Staffordshire Magistrates Court has fined a well-known digger giant for breaching Section 3(1) of the Health and Safety at Work etc Act 1974 and Regulation 3(1) (b) of the Management of Health and Safety at Work Regulations 1999. The Court fined £25,000 and ordered the company to pay £1,390 in costs.
A Health and Safety Executive (HSE) investigation into how an employee was crushed by a telescopic handler, revealed that the worker was installing a light and mirror arm to the machinery and whilst doing so had to bend down out of visibility. A colleague, who at the same time was testing the steering of the telescopic handler, did not see the worker and consequently he was crushed between the wheel and body of the vehicle.

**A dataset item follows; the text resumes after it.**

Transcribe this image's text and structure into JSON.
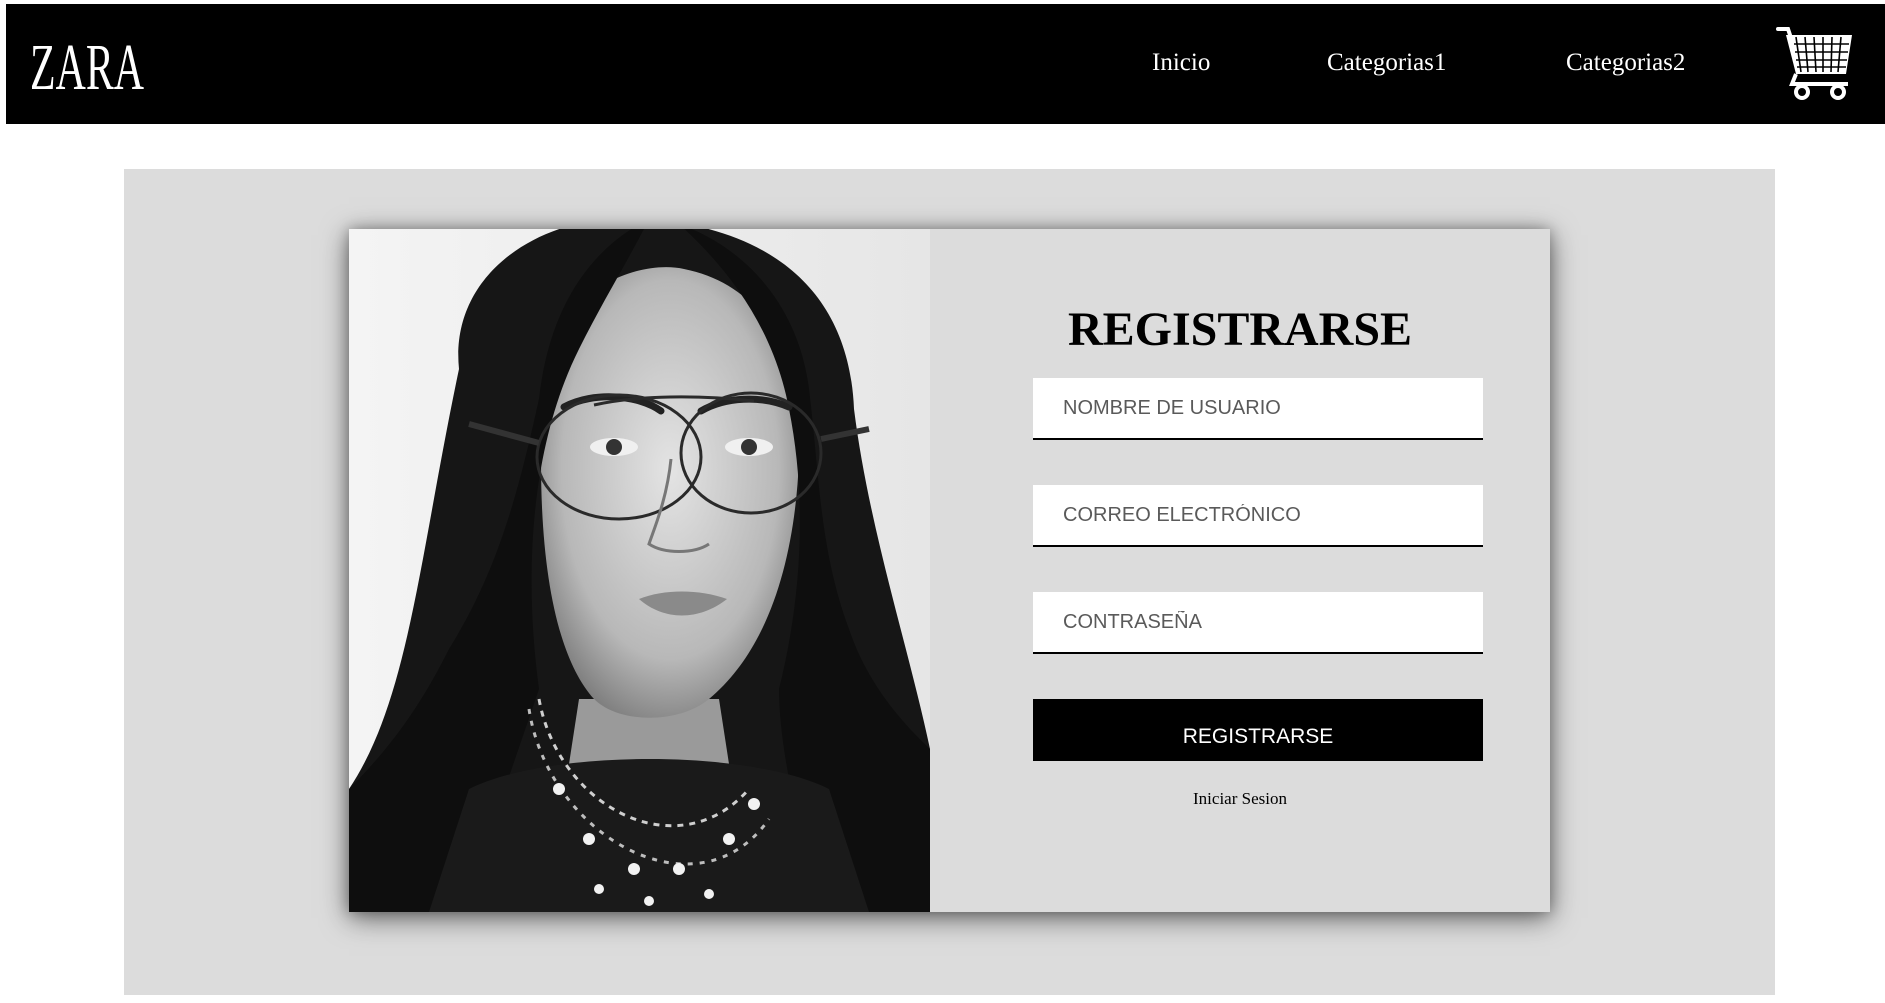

The employee sustained multiple crush injuries including ten broken ribs, damaged spine, kidney and bladder. He has not been able to return to work since the incident in June 2013.
The HSE told the court that there had been a change in the assembly sequence. This change resulted in the employees performing his tasks when the hydraulics were operational.
After the hearing, HSE Inspector David Brassington said:
“[The Company] had allowed the introduction of a serious hazard and failed to assess the risk from this change. The controls that were in place were inadequate and [the worker] suffered serious harm as a result.”
“The risks associated with the manufacturing processes involving large pieces of powered equipment should be assessed to ensure that there are effective controls and safe work procedures to protect those involved in this work.”